Interestingly, there is some evidence for chromosome 5q being involved in the genesis of other vascular anomalies, specifically familial hemangiomas and Klippel–Trenaunay syndrome. Hemangiomas, which are histologically characterized by overgrowth of capillaries, are benign vascular tumours occurring in up to 10% of infants.
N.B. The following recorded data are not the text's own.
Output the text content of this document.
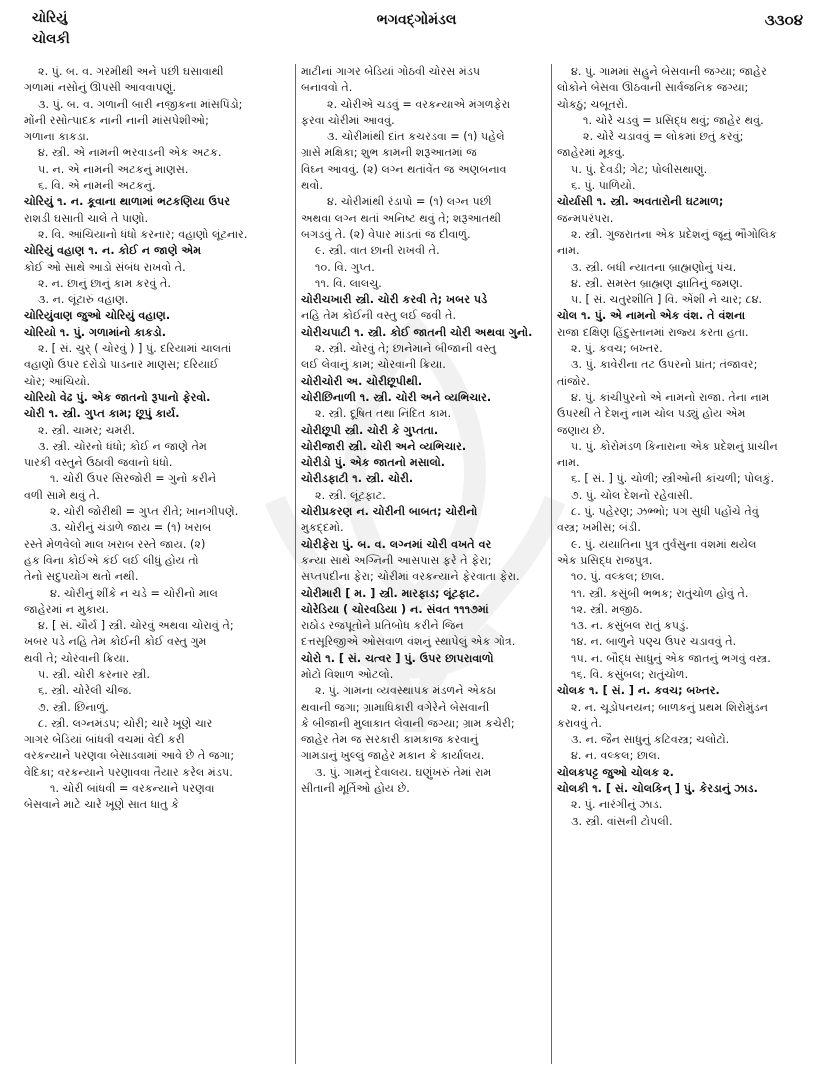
ચોરિયું
ચોલકી
ભગવદ્ગોમંડલ	૩૩૦૪
૨. પું. બ. વ. ગરમીથી અને પછી ઘસાવાથી
ગળામાં નસોનું ઊપસી આવવાપણું.
૩. પું. બ. વ. ગળાની બારી નજીકના માંસપિંડો;
મોંની રસોત્પાદક નાની નાની માંસપેશીઓ;
ગળાના કાકડા.
૪. સ્ત્રી. એ નામની ભરવાડની એક અટક.
૫. ન. એ નામની અટકનું માણસ.
૬. વિ. એ નામની અટકનું.
ચોરિયું ૧. ન. કૂવાના થાળામાં ભટકણિયા ઉપર
રાશડી ઘસાતી ચાલે તે પાણો.
૨. વિ. આંચિયાનો ધંધો કરનાર; વહાણો લૂંટનાર.
ચોરિયું વહાણ ૧. ન. કોઈ ન જાણે એમ
કોઈ ઓ સાથે આડો સંબંધ રાખવો તે.
૨. ન. છાનું છાનું કામ કરવું તે.
૩. ન. લૂંટારું વહાણ.
ચોરિયુંવાણ જુઓ ચોરિયું વહાણ.
ચોરિયો ૧. પું. ગળામાંનો કાકડો.
૨. [ સં. ચુર્ ( ચોરવું ) ] પું. દરિયામાં ચાલતાં
વહાણો ઉપર દરોડો પાડનાર માણસ; દરિયાઈ
ચોર; આંચિયો.
ચોરિયો વેઢ પું. એક જાતનો રૂપાનો ફેરવો.
ચોરી ૧. સ્ત્રી. ગુપ્ત કામ; છૂપું કાર્ય.
૨. સ્ત્રી. ચામર; ચમરી.
૩. સ્ત્રી. ચોરનો ધંધો; કોઈ ન જાણે તેમ
પારકી વસ્તુને ઉઠાવી જવાનો ધંધો.
૧. ચોરી ઉપર સિરજોરી = ગુનો કરીને
વળી સામે થવું તે.
૨. ચોરી જોરીથી = ગુપ્ત રીતે; ખાનગીપણે.
૩. ચોરીનું ચંડાળે જાય = (૧) ખરાબ
રસ્તે મેળવેલો માલ ખરાબ રસ્તે જાય. (૨)
હક વિના કોઈએ કંઈ લઈ લીધું હોય તો
તેનો સદુપયોગ થતો નથી.
૪. ચોરીનું શીંકે ન ચડે = ચોરીનો માલ
જાહેરમાં ન મુકાય.
૪. [ સં. ચૌર્ય ] સ્ત્રી. ચોરવું અથવા ચોરાવું તે;
ખબર પડે નહિ તેમ કોઈની કોઈ વસ્તુ ગુમ
થવી તે; ચોરવાની ક્રિયા.
૫. સ્ત્રી. ચોરી કરનાર સ્ત્રી.
૬. સ્ત્રી. ચોરેલી ચીજ.
૭. સ્ત્રી. છિનાળું.
૮. સ્ત્રી. લગ્નમંડપ; ચોરી; ચારે ખૂણે ચાર
ગાગર બેડિયાં બાંધવી વચમાં વેદી કરી
વરકન્યાને પરણવા બેસાડવામાં આવે છે તે જગા;
વેદિકા; વરકન્યાને પરણાવવા તૈયાર કરેલ મંડપ.
૧. ચોરી બાંધવી = વરકન્યાને પરણવા
બેસવાને માટે ચારે ખૂણે સાત ધાતુ કે
માટીનાં ગાગર બેડિયાં ગોઠવી ચોરસ મંડપ
બનાવવો તે.
૨. ચોરીએ ચડવું = વરકન્યાએ મંગળફેરા
ફરવા ચોરીમાં આવવું.
૩. ચોરીમાંથી દાંત કચરડવા = (૧) પહેલે
ગ્રાસે મક્ષિકા; શુભ કામની શરૂઆતમાં જ
વિઘ્ન આવવું. (૨) લગ્ન થતાંવેંત જ અણબનાવ
થવો.
૪. ચોરીમાંથી રંડાપો = (૧) લગ્ન પછી
અથવા લગ્ન થતાં અનિષ્ટ થવું તે; શરૂઆતથી
બગડવું તે. (૨) વેપાર માંડતાં જ દીવાળું.
૯. સ્ત્રી. વાત છાની રાખવી તે.
૧૦. વિ. ગુપ્ત.
૧૧. વિ. લાલચુ.
ચોરીચખારી સ્ત્રી. ચોરી કરવી તે; ખબર પડે
નહિ તેમ કોઈની વસ્તુ લઈ જવી તે.
ચોરીચપાટી ૧. સ્ત્રી. કોઈ જાતની ચોરી અથવા ગુનો.
૨. સ્ત્રી. ચોરવું તે; છાનેમાને બીજાની વસ્તુ
લઈ લેવાનું કામ; ચોરવાની ક્રિયા.
ચોરીચોરી અ. ચોરીછૂપીથી.
ચોરીછિનાળી ૧. સ્ત્રી. ચોરી અને વ્યભિચાર.
૨. સ્ત્રી. દૂષિત તથા નિંદિત કામ.
ચોરીછૂપી સ્ત્રી. ચોરી કે ગુપ્તતા.
ચોરીજારી સ્ત્રી. ચોરી અને વ્યભિચાર.
ચોરીડો પું. એક જાતનો મસાલો.
ચોરીડફાટી ૧. સ્ત્રી. ચોરી.
૨. સ્ત્રી. લૂંટફાટ.
ચોરીપ્રકરણ ન. ચોરીની બાબત; ચોરીનો
મુકદ્દમો.
ચોરીફેરા પું. બ. વ. લગ્નમાં ચોરી વખતે વર
કન્યા સાથે અગ્નિની આસપાસ ફરે તે ફેરા;
સપ્તપદીના ફેરા; ચોરીમાં વરકન્યાને ફેરવાતા ફેરા.
ચોરીમારી [ મ. ] સ્ત્રી. મારફાડ; લૂંટફાટ.
ચોરેડિયા ( ચોરવડિયા ) ન. સંવત ૧૧૧૭માં
રાઠોડ રજપૂતોને પ્રતિબોધ કરીને જિન
દત્તસૂરિજીએ ઓસવાળ વંશનું સ્થાપેલું એક ગોત્ર.
ચોરો ૧. [ સં. ચત્વર ] પું. ઉપર છાપરાવાળો
મોટો વિશાળ ઓટલો.
૨. પું. ગામના વ્યવસ્થાપક મંડળને એકઠા
થવાની જગા; ગ્રામાધિકારી વગેરેને બેસવાની
કે બીજાની મુલાકાત લેવાની જગ્યા; ગ્રામ કચેરી;
જાહેર તેમ જ સરકારી કામકાજ કરવાનું
ગામડાનું ખુલ્લું જાહેર મકાન કે કાર્યાલય.
૩. પું. ગામનું દેવાલય. ઘણુંખરું તેમાં રામ
સીતાની મૂર્તિઓ હોય છે.
૪. પું. ગામમાં સહુને બેસવાની જગ્યા; જાહેર
લોકોને બેસવા ઊઠવાની સાર્વજનિક જગ્યા;
ચોકઠું; ચબૂતરો.
૧. ચોરે ચડવું = પ્રસિદ્ધ થવું; જાહેર થવું.
૨. ચોરે ચડાવવું = લોકમાં છતું કરવું;
જાહેરમાં મૂકવું.
૫. પું. દેવડી; ગેટ; પોલીસથાણું.
૬. પું. પાળિયો.
ચોર્યાસી ૧. સ્ત્રી. અવતારોની ઘટમાળ;
જન્મપરંપરા.
૨. સ્ત્રી. ગુજરાતના એક પ્રદેશનું જૂનું ભૌગોલિક
નામ.
૩. સ્ત્રી. બધી ન્યાતના બ્રાહ્મણોનું પંચ.
૪. સ્ત્રી. સમસ્ત બ્રાહ્મણ જ્ઞાતિનું જમણ.
૫. [ સં. ચતુરશીતિ ] વિ. એંશી ને ચાર; ૮૪.
ચોલ ૧. પું. એ નામનો એક વંશ. તે વંશના
રાજા દક્ષિણ હિંદુસ્તાનમાં રાજ્ય કરતા હતા.
૨. પું. કવચ; બખ્તર.
૩. પું. કાવેરીના તટ ઉપરનો પ્રાંત; તંજાવર;
તાંજોર.
૪. પું. કાંચીપુરનો એ નામનો રાજા. તેના નામ
ઉપરથી તે દેશનું નામ ચોલ પડ્યું હોય એમ
જણાય છે.
૫. પું. કોરોમંડળ કિનારાના એક પ્રદેશનું પ્રાચીન
નામ.
૬. [ સં. ] પું. ચોળી; સ્ત્રીઓની કાંચળી; પોલકું.
૭. પું. ચોલ દેશનો રહેવાસી.
૮. પું. પહેરણ; ઝભ્ભો; પગ સુધી પહોંચે તેવું
વસ્ત્ર; ખમીસ; બંડી.
૯. પું. યયાતિના પુત્ર તુર્વસુના વંશમાં થયેલ
એક પ્રસિદ્ધ રાજપુત્ર.
૧૦. પું. વલ્કલ; છાલ.
૧૧. સ્ત્રી. કસુંબી ભભક; રાતુંચોળ હોવું તે.
૧૨. સ્ત્રી. મજીઠ.
૧૩. ન. કસુંબલ રાતું કપડું.
૧૪. ન. બાળુને પણ્ચ ઉપર ચડાવવું તે.
૧૫. ન. બૌદ્ધ સાધુનું એક જાતનું ભગવું વસ્ત્ર.
૧૬. વિ. કસુંબલ; રાતુંચોળ.
ચોલક ૧. [ સં. ] ન. કવચ; બખ્તર.
૨. ન. ચૂડોપનયન; બાળકનું પ્રથમ શિરોમુંડન
કરાવવું તે.
૩. ન. જૈન સાધુનું કટિવસ્ત્ર; ચલોટો.
૪. ન. વલ્કલ; છાલ.
ચોલકપટ્ટ જુઓ ચોલક ૨.
ચોલકી ૧. [ સં. ચોલકિન્ ] પું. કેરડાનું ઝાડ.
૨. પું. નારંગીનું ઝાડ.
૩. સ્ત્રી. વાંસની ટોપલી.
Recent studies on clonality have suggested that hemangiomas arise from an intrinsic defect, ie a somatic mutation, in vascular endothelial cells.40 Interestingly, six hemangioma tissues showed evidence of LOH in chromosome 5q in a large region overlapping with the CMC1-locus.41 There is also suggestive linkage for familial hemangiomas to 5q31-33, an interval distal to CMC1.42 In addition, a patient with a balanced translocation between chromosomes 5q13.3 and 11p15.1 was found in Klippel–Trenaunay syndrome.43 Thus, it is possible that inherited CMs, familial hemangiomas and Klippel–Trenaunay syndrome, three conditions with capillary involvement, share some common pathogenic mechanisms.

In summary, we identified a susceptibility locus, CMC1, for familial capillary malformation on chromosome 5q. Identification of the causative gene(s) should give insight into ethiopathogenic mechanisms that cause inherited and sporadic CM, and CM in combination with other vascular defects. It should also shed light into embryonal capillary morphogenesis and thus to angiogenesis in general.